Spygate is a simple instance of one team cheating, arguably to no substantial advantage. This is not a matter in which the Commissioner's Office was complicit, by commission or omission: Goodell absolutely hammered the perpetrators. The Giants stole signs down the stretch in their historic overtaking of the Dodgers in 1951. Gaylord Perry threw spitballs. Sammy Sosa and Albert Belle corked their bats. Bill Laimbeer played dirty. All that sucks. Now is it Congress's business? Humph and hardly.

I wrote to friends a couple weeks ago about my ambivalence on Congress's involvement with the steroids issue:

I'm of two minds about this. For starters, Congress is pathetic. They're not only venal, self-absorbed, and perspectiveless — they're lazy. They slap together a rewrite of the federal government's surveillance powers at the last minute so they can go on vacation — no worries, they tell us: the law only applies for six months. By then they'll have their act together. Right. And these jackasses yesterday couldn't even be bothered to know anything about the subject matter of their questioning. It's real easy to criticize Bud Selig, but it's even easier to pronounce his frickin' last name correctly. So I'm with you on one score, Mark: when you consider how seriously Congress takes its time off and how not-seriously it takes it work hours . . . well, yes, it demonstrates a bit of a priority gap for them to preoccupy themselves with hearings like this. To be fair, though, it's just one committee. I believe they do it because feigning outrage and abusing people while they're under oath is what they're good at. It gets them in front of cameras and allows them to perform. Of course, it also reveals many of them to be jackasses when they arrive utterly unprepared and then participate anyway — any one of us would be fired from our jobs if we didn't bother to prepare ourselves for work.

* * *

But I agree with Bob, too: this is a situation that Congress is peculiarly situated to help solve. MLB had absolutely no interest in policing itself until players were called to testify back in 2004. Once McGwire and Sosa humiliated themselves and the sport before Congress, the union and the league and commissioner's offices finally got on the same page and implemented an aggressive testing policy. Congress does its worst when it legislates, to be sure, but it does its best when it threatens to legislate — any institution with half a brain will walk through fire to avoid letting these bumbling idiots get their hands on it. Congress has a hook here: the antitrust exemption it's given baseball in light of its status as the national pastime. It can regulate if it wants to. Nobody wants that to happen. So calling the bad actors and nonactors to the carpet here isn't the worst idea in the world.

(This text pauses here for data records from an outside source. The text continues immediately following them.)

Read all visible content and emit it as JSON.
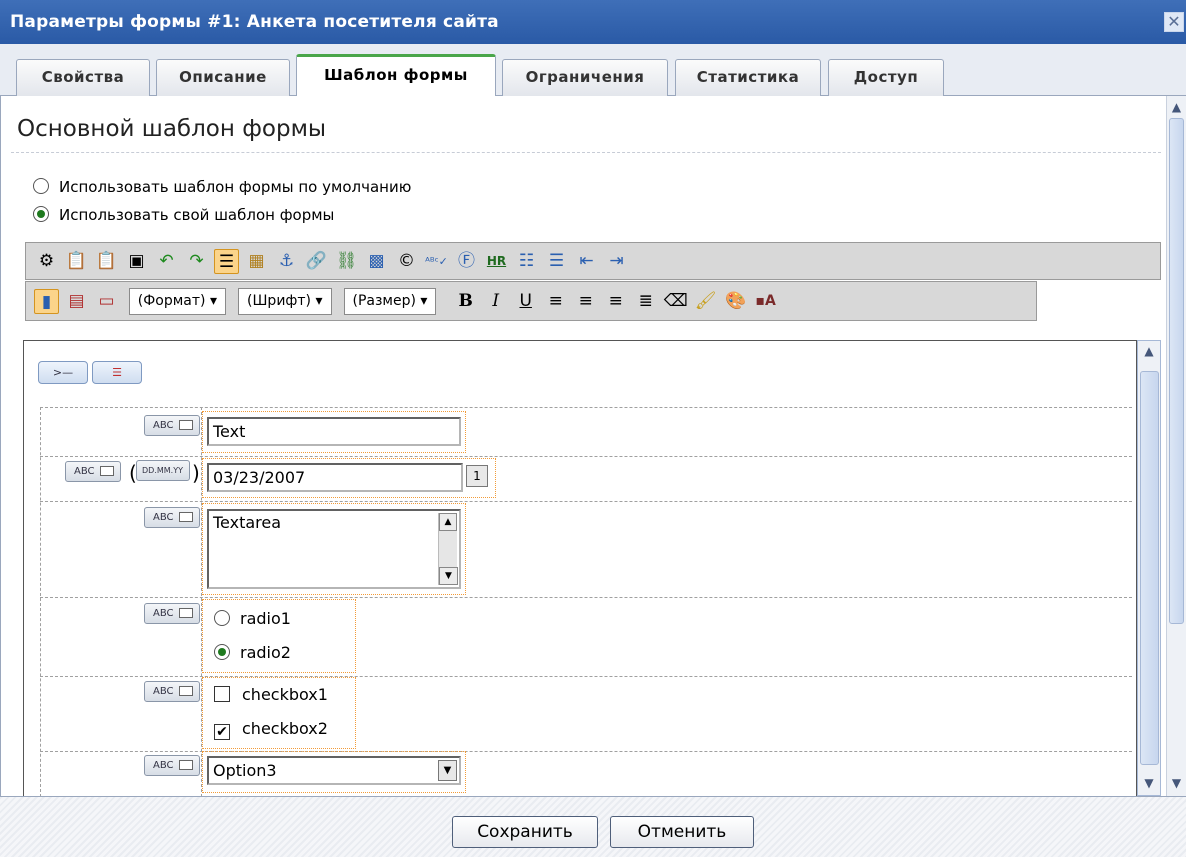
{
  "window": {
    "title": "Параметры формы #1: Анкета посетителя сайта"
  },
  "tabs": [
    {
      "label": "Свойства"
    },
    {
      "label": "Описание"
    },
    {
      "label": "Шаблон формы",
      "active": true
    },
    {
      "label": "Ограничения"
    },
    {
      "label": "Статистика"
    },
    {
      "label": "Доступ"
    }
  ],
  "section": {
    "title": "Основной шаблон формы"
  },
  "template_options": [
    {
      "label": "Использовать шаблон формы по умолчанию",
      "selected": false
    },
    {
      "label": "Использовать свой шаблон формы",
      "selected": true
    }
  ],
  "toolbar2": {
    "format": "(Формат)",
    "font": "(Шрифт)",
    "size": "(Размер)"
  },
  "form": {
    "text_value": "Text",
    "date_badge": "DD.MM.YY",
    "date_value": "03/23/2007",
    "calendar_label": "1",
    "textarea_value": "Textarea",
    "radios": [
      {
        "label": "radio1",
        "checked": false
      },
      {
        "label": "radio2",
        "checked": true
      }
    ],
    "checkboxes": [
      {
        "label": "checkbox1",
        "checked": false
      },
      {
        "label": "checkbox2",
        "checked": true
      }
    ],
    "select_value": "Option3",
    "field_tag": "ABC"
  },
  "footer": {
    "save": "Сохранить",
    "cancel": "Отменить"
  },
  "colors": {
    "title_bg": "#2a5aa6",
    "active_tab_accent": "#4aa64a",
    "field_outline": "#f29b38"
  }
}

I know you don't think much of the sport, but baseball is an important part of our national heritage, and a lot of people in this country care about it. If [Congress] can make some noise at the last minute and help prompt the NFL to show the Patriots-Giants game to a national audience — because it expects to be historic — then certainly this is within the purview of Congress, if not its very limited range of competence.

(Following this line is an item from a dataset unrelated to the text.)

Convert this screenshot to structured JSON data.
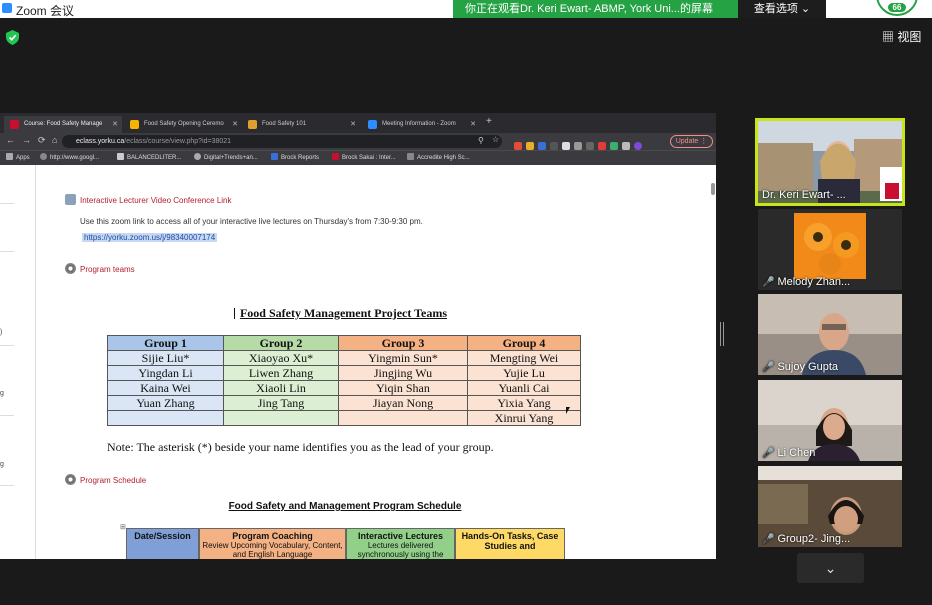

To that I don't have much to add, except that we shouldn't be surprised that our Congressmen continue to stick their noses deeper and deeper into organized sports. It's really the perfect subject matter for them: (1) sports inflames the passions of Americans, so with sports you're assured of appealing to voters' most deeply-held beliefs (as opposed to appeals about the genocide in Darfur, which are just boring); (2) big, contemptible monied interests are involved, so you can call people in for hearings and humiliate them to general applause; and (3) the stakes are hardly life-and-death, as in the larger scheme of things, sports are meaningless — so there is no great importance in solving the problem or appearing to manage it competently.

So go get Roger Goodell, Senator Specter. Because, as you say, Goodell's exercise of discretion as Commissioner of the NFL to destroy the Spygate tapes really is "analogous [to] the CIA destruction of tapes" of its pressure-based interrogations.